There’s a certain degree of mutual trust and confidence that comes with every business dealing. All sides of a business agreement, in theory, bank on each other’s integrity and ability to live up to their end of the deal to ensure a successful transaction or the proper fulfilment of an obligation.
Unfortunately, word of mouth and even agreements on paper can only take you so far. What happens when one party is unable to deliver on the terms of the contract? That’s where surety bonds come in.
What is a surety bond?
A surety bond, also known as a contract of suretyship, is a legally binding promise to pay one party a corresponding amount of money in case a second party is unable to meet a particular obligation under law or contract. A surety bond guarantees that a contract will be completed successfully by imposing a penalty on non-compliance.
There are three (3) parties involved in a surety bond:
The first party is called the principal or obligor. The principal is the party responsible for delivering a service, performing an act, or fulfilling the terms of the contract. An example would be a developer.
The second party is the obligee or beneficiary. The obligee is the party to whom the principal must deliver the service or product,and is thus the party in whose favor the bond is issued. According to law, the obligee can be a creditor or lessee a project owner among others.
The third party is the surety or insurer. Basically, the surety is the party that issues the bond on the principal’s behalf.
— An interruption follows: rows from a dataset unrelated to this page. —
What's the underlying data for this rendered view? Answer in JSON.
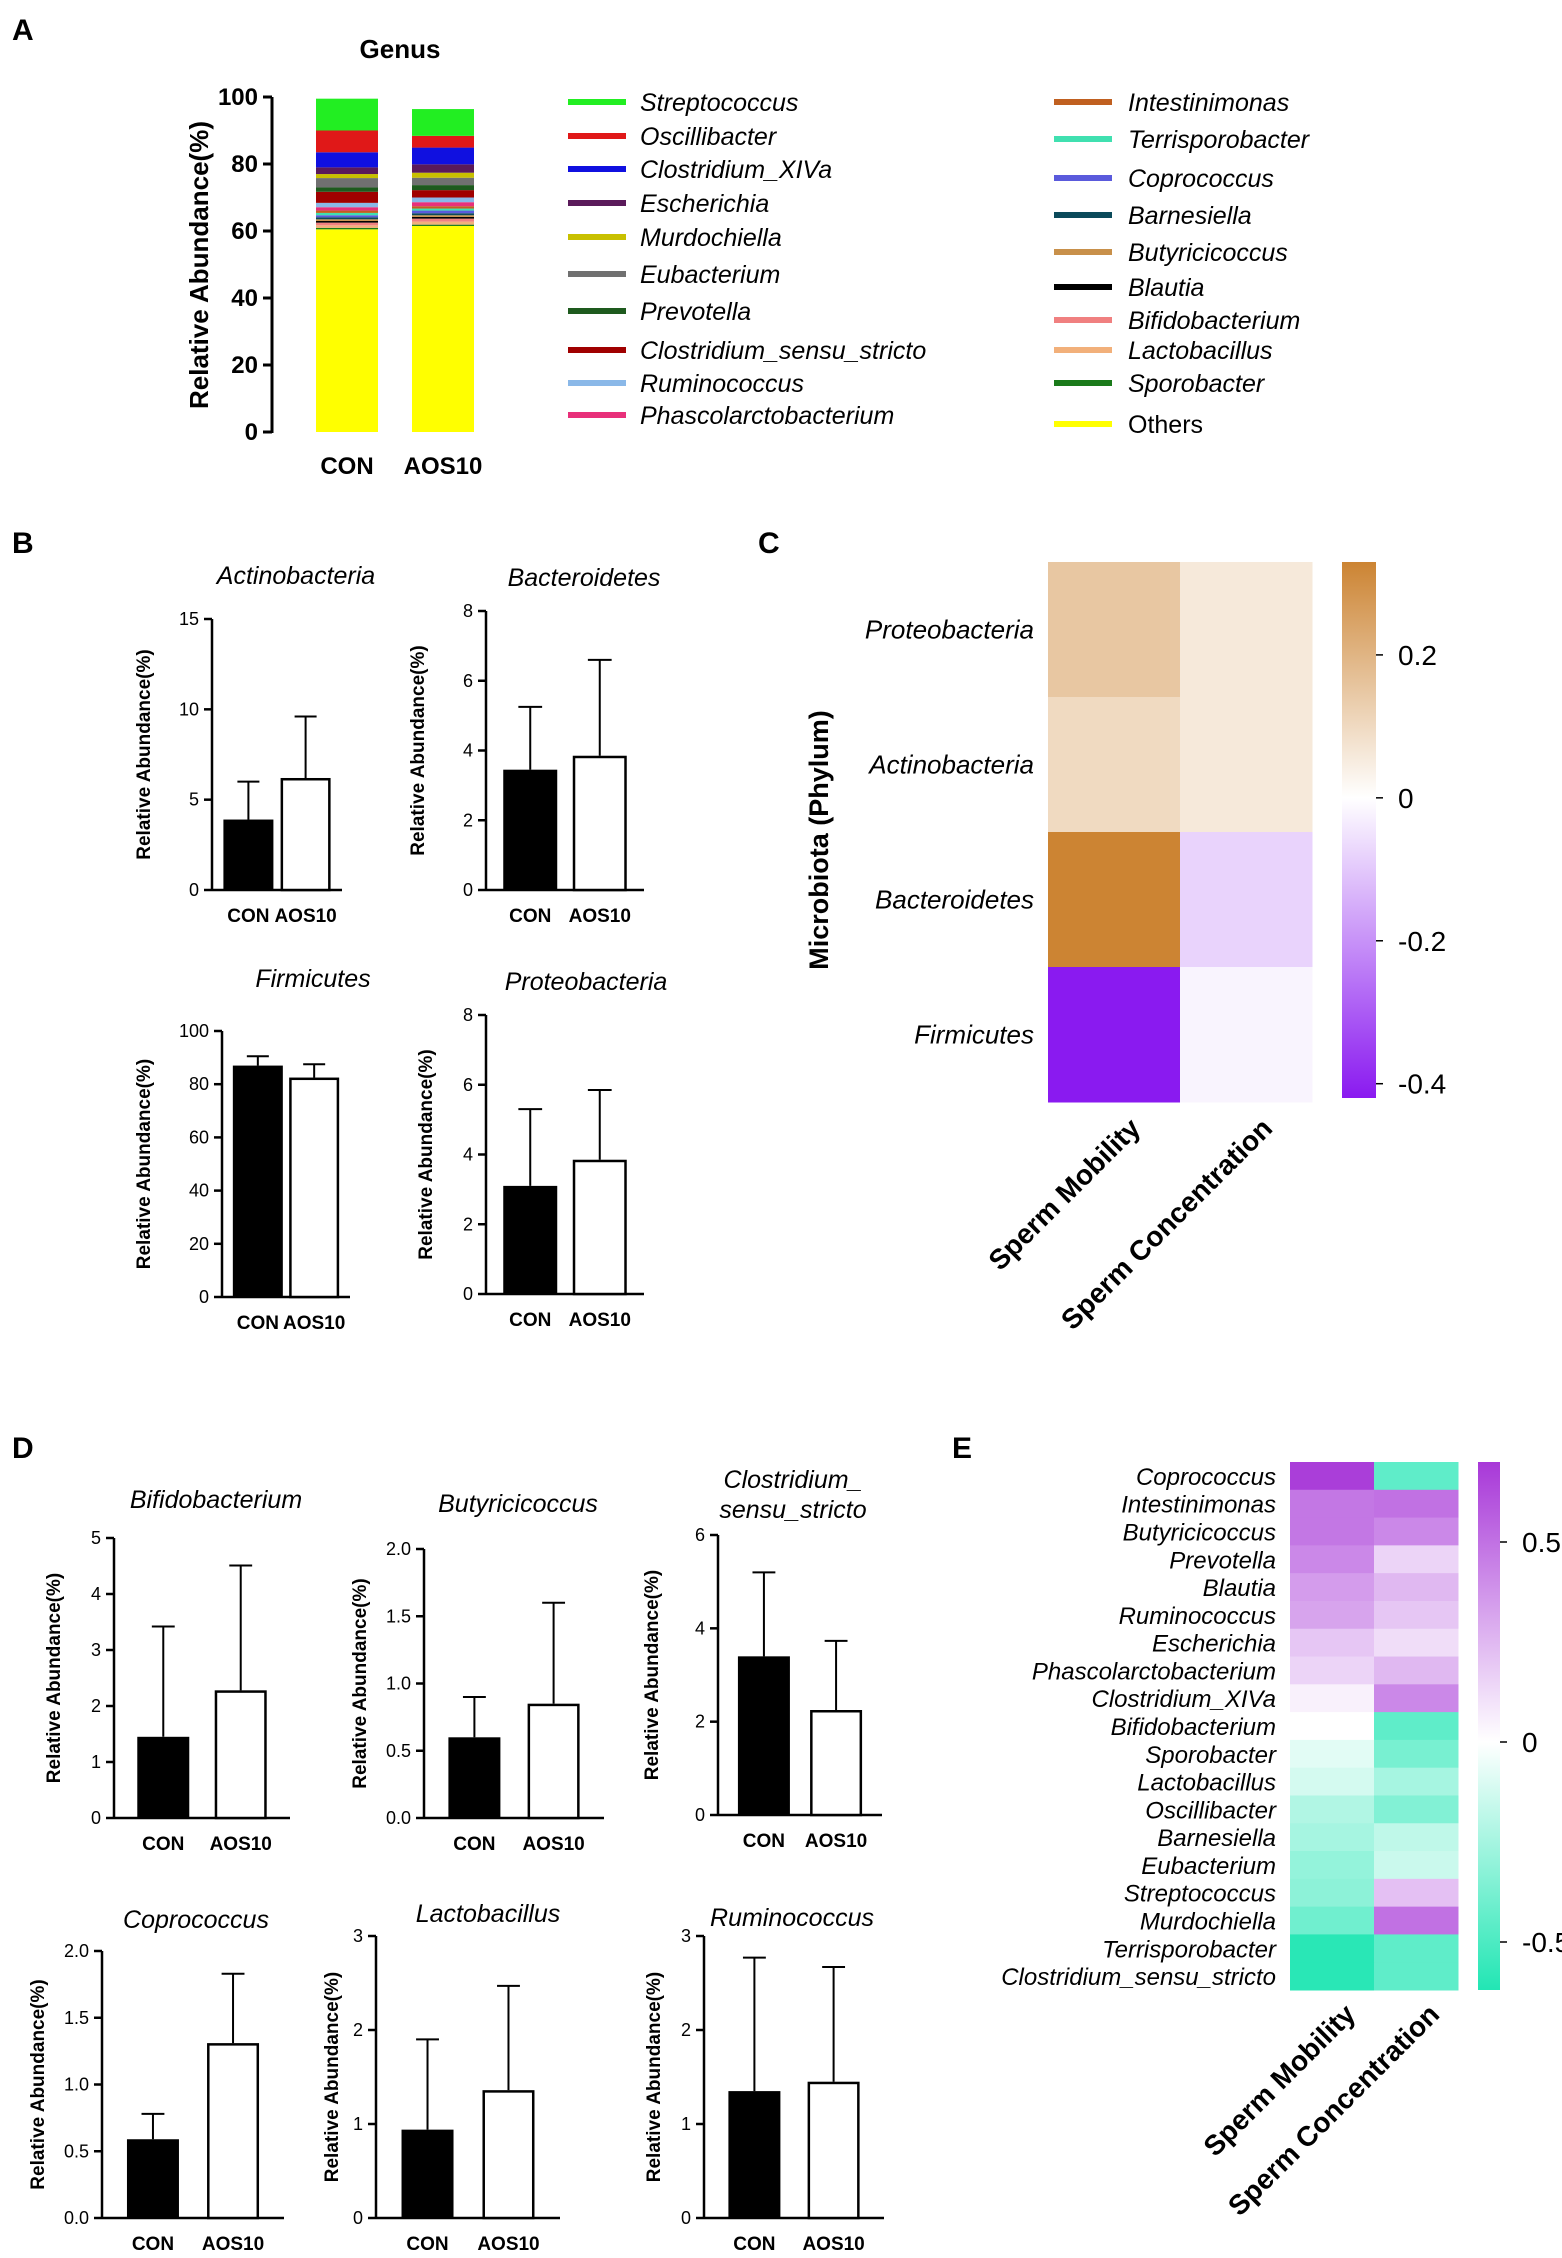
{
  "panels": {
    "A": "A",
    "B": "B",
    "C": "C",
    "D": "D",
    "E": "E"
  },
  "chart_data": [
    {
      "id": "A",
      "type": "bar",
      "stacked": true,
      "title": "Genus",
      "xlabel": "",
      "ylabel": "Relative Abundance(%)",
      "ylim": [
        0,
        100
      ],
      "yticks": [
        "0",
        "20",
        "40",
        "60",
        "80",
        "100"
      ],
      "categories": [
        "CON",
        "AOS10"
      ],
      "series": [
        {
          "name": "Others",
          "color": "#ffff00",
          "values": [
            60.5,
            61.5
          ],
          "italic": false
        },
        {
          "name": "Sporobacter",
          "color": "#1a7a1a",
          "values": [
            0.4,
            0.4
          ]
        },
        {
          "name": "Lactobacillus",
          "color": "#f2b07a",
          "values": [
            0.8,
            0.9
          ]
        },
        {
          "name": "Bifidobacterium",
          "color": "#f08080",
          "values": [
            0.8,
            0.9
          ]
        },
        {
          "name": "Blautia",
          "color": "#000000",
          "values": [
            0.5,
            0.5
          ]
        },
        {
          "name": "Butyricicoccus",
          "color": "#c8904a",
          "values": [
            0.5,
            0.5
          ]
        },
        {
          "name": "Barnesiella",
          "color": "#0b4a5a",
          "values": [
            0.6,
            0.6
          ]
        },
        {
          "name": "Coprococcus",
          "color": "#5a5adc",
          "values": [
            0.6,
            0.8
          ]
        },
        {
          "name": "Terrisporobacter",
          "color": "#40e0b0",
          "values": [
            0.7,
            0.6
          ]
        },
        {
          "name": "Intestinimonas",
          "color": "#c06020",
          "values": [
            0.7,
            0.7
          ]
        },
        {
          "name": "Phascolarctobacterium",
          "color": "#e8307a",
          "values": [
            1.0,
            1.2
          ]
        },
        {
          "name": "Ruminococcus",
          "color": "#8ab8e8",
          "values": [
            1.3,
            1.4
          ]
        },
        {
          "name": "Clostridium_sensu_stricto",
          "color": "#a00000",
          "values": [
            3.3,
            2.2
          ]
        },
        {
          "name": "Prevotella",
          "color": "#1e5a1e",
          "values": [
            1.3,
            1.5
          ]
        },
        {
          "name": "Eubacterium",
          "color": "#707070",
          "values": [
            2.8,
            2.2
          ]
        },
        {
          "name": "Murdochiella",
          "color": "#c8c000",
          "values": [
            1.2,
            1.5
          ]
        },
        {
          "name": "Escherichia",
          "color": "#5a1a5a",
          "values": [
            2.0,
            2.5
          ]
        },
        {
          "name": "Clostridium_XIVa",
          "color": "#1010e0",
          "values": [
            4.5,
            5.0
          ]
        },
        {
          "name": "Oscillibacter",
          "color": "#e01818",
          "values": [
            6.5,
            3.5
          ]
        },
        {
          "name": "Streptococcus",
          "color": "#22ee22",
          "values": [
            9.5,
            8.0
          ]
        }
      ],
      "legend_col1": [
        "Streptococcus",
        "Oscillibacter",
        "Clostridium_XIVa",
        "Escherichia",
        "Murdochiella",
        "Eubacterium",
        "Prevotella",
        "Clostridium_sensu_stricto",
        "Ruminococcus",
        "Phascolarctobacterium"
      ],
      "legend_col2": [
        "Intestinimonas",
        "Terrisporobacter",
        "Coprococcus",
        "Barnesiella",
        "Butyricicoccus",
        "Blautia",
        "Bifidobacterium",
        "Lactobacillus",
        "Sporobacter",
        "Others"
      ]
    },
    {
      "id": "B",
      "type": "bar",
      "ylabel": "Relative Abundance(%)",
      "categories": [
        "CON",
        "AOS10"
      ],
      "subplots": [
        {
          "title": "Actinobacteria",
          "ylim": [
            0,
            15
          ],
          "yticks": [
            "0",
            "5",
            "10",
            "15"
          ],
          "values": [
            3.9,
            6.2
          ],
          "errors": [
            2.1,
            3.4
          ]
        },
        {
          "title": "Bacteroidetes",
          "ylim": [
            0,
            8
          ],
          "yticks": [
            "0",
            "2",
            "4",
            "6",
            "8"
          ],
          "values": [
            3.45,
            3.85
          ],
          "errors": [
            1.8,
            2.75
          ]
        },
        {
          "title": "Firmicutes",
          "ylim": [
            0,
            100
          ],
          "yticks": [
            "0",
            "20",
            "40",
            "60",
            "80",
            "100"
          ],
          "values": [
            87,
            82.5
          ],
          "errors": [
            3.5,
            5.0
          ]
        },
        {
          "title": "Proteobacteria",
          "ylim": [
            0,
            8
          ],
          "yticks": [
            "0",
            "2",
            "4",
            "6",
            "8"
          ],
          "values": [
            3.1,
            3.85
          ],
          "errors": [
            2.2,
            2.0
          ]
        }
      ]
    },
    {
      "id": "C",
      "type": "heatmap",
      "ylabel": "Microbiota (Phylum)",
      "rows": [
        "Proteobacteria",
        "Actinobacteria",
        "Bacteroidetes",
        "Firmicutes"
      ],
      "columns": [
        "Sperm Mobility",
        "Sperm Concentration"
      ],
      "values": [
        [
          0.15,
          0.06
        ],
        [
          0.1,
          0.06
        ],
        [
          0.33,
          -0.08
        ],
        [
          -0.42,
          -0.02
        ]
      ],
      "colorbar": {
        "range": [
          -0.42,
          0.33
        ],
        "ticks": [
          0.2,
          0,
          -0.2,
          -0.4
        ],
        "tick_labels": [
          "0.2",
          "0",
          "-0.2",
          "-0.4"
        ],
        "low": "#8a1af0",
        "mid": "#ffffff",
        "high": "#cc8433"
      }
    },
    {
      "id": "D",
      "type": "bar",
      "ylabel": "Relative Abundance(%)",
      "categories": [
        "CON",
        "AOS10"
      ],
      "subplots": [
        {
          "title": "Bifidobacterium",
          "ylim": [
            0,
            5
          ],
          "yticks": [
            "0",
            "1",
            "2",
            "3",
            "4",
            "5"
          ],
          "values": [
            1.45,
            2.28
          ],
          "errors": [
            1.97,
            2.23
          ]
        },
        {
          "title": "Butyricicoccus",
          "ylim": [
            0,
            2.0
          ],
          "yticks": [
            "0.0",
            "0.5",
            "1.0",
            "1.5",
            "2.0"
          ],
          "values": [
            0.6,
            0.85
          ],
          "errors": [
            0.3,
            0.75
          ]
        },
        {
          "title": "Clostridium_ sensu_stricto",
          "title_lines": [
            "Clostridium_",
            "sensu_stricto"
          ],
          "ylim": [
            0,
            6
          ],
          "yticks": [
            "0",
            "2",
            "4",
            "6"
          ],
          "values": [
            3.4,
            2.25
          ],
          "errors": [
            1.8,
            1.48
          ]
        },
        {
          "title": "Coprococcus",
          "ylim": [
            0,
            2.0
          ],
          "yticks": [
            "0.0",
            "0.5",
            "1.0",
            "1.5",
            "2.0"
          ],
          "values": [
            0.59,
            1.31
          ],
          "errors": [
            0.19,
            0.52
          ]
        },
        {
          "title": "Lactobacillus",
          "ylim": [
            0,
            3
          ],
          "yticks": [
            "0",
            "1",
            "2",
            "3"
          ],
          "values": [
            0.94,
            1.36
          ],
          "errors": [
            0.96,
            1.11
          ]
        },
        {
          "title": "Ruminococcus",
          "ylim": [
            0,
            3
          ],
          "yticks": [
            "0",
            "1",
            "2",
            "3"
          ],
          "values": [
            1.35,
            1.45
          ],
          "errors": [
            1.42,
            1.22
          ]
        }
      ]
    },
    {
      "id": "E",
      "type": "heatmap",
      "rows": [
        "Coprococcus",
        "Intestinimonas",
        "Butyricicoccus",
        "Prevotella",
        "Blautia",
        "Ruminococcus",
        "Escherichia",
        "Phascolarctobacterium",
        "Clostridium_XIVa",
        "Bifidobacterium",
        "Sporobacter",
        "Lactobacillus",
        "Oscillibacter",
        "Barnesiella",
        "Eubacterium",
        "Streptococcus",
        "Murdochiella",
        "Terrisporobacter",
        "Clostridium_sensu_stricto"
      ],
      "columns": [
        "Sperm Mobility",
        "Sperm Concentration"
      ],
      "values": [
        [
          0.68,
          -0.45
        ],
        [
          0.48,
          0.5
        ],
        [
          0.48,
          0.42
        ],
        [
          0.42,
          0.15
        ],
        [
          0.35,
          0.25
        ],
        [
          0.32,
          0.2
        ],
        [
          0.2,
          0.12
        ],
        [
          0.15,
          0.25
        ],
        [
          0.05,
          0.42
        ],
        [
          0.0,
          -0.45
        ],
        [
          -0.08,
          -0.38
        ],
        [
          -0.12,
          -0.25
        ],
        [
          -0.22,
          -0.35
        ],
        [
          -0.25,
          -0.18
        ],
        [
          -0.3,
          -0.15
        ],
        [
          -0.32,
          0.22
        ],
        [
          -0.4,
          0.5
        ],
        [
          -0.6,
          -0.45
        ],
        [
          -0.6,
          -0.45
        ]
      ],
      "colorbar": {
        "range": [
          -0.62,
          0.7
        ],
        "ticks": [
          0.5,
          0,
          -0.5
        ],
        "tick_labels": [
          "0.5",
          "0",
          "-0.5"
        ],
        "low": "#22e6b4",
        "mid": "#ffffff",
        "high": "#a838d8"
      }
    }
  ]
}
As such, the surety is effectively responsible for ensuring that the principal fulfils their side of the agreement.
Basically, the surety bond is designed to safeguard the obligee from any losses, in the event that the principal is unable to deliver upon their agreement.
Differences between insurance contracts and contracts of suretyship
While both contracts are designed to give some form of compensation to at least one party, they differ in a number of significant ways.
- While an insurance contract covers loss, a contract of surety guarantees the delivery of service.
- An insurance contract is a principal contract; on the other hand, a contract of surety is an accessory contract, meaning it cannot exist without a principal obligation that requires it.
- An insurance contract only involves two (2) parties: The insurer and the insured.
- A contract of suretyship entitles a reimbursement from the principal and their guarantors for losses incurred under contract.
- A contract of suretyship requires collateral or guarantors from the principal; an insurance contract does not.
- An insurance contract may be cancelledby either the property owner or the insurance company; meanwhile, only the obligee’s consent enables the surety to cancel the contract of suretyship.
- While an insurance contract’s validity period is one (1) year by default, a contract of suretyship’s duration depends on the terms of the contract.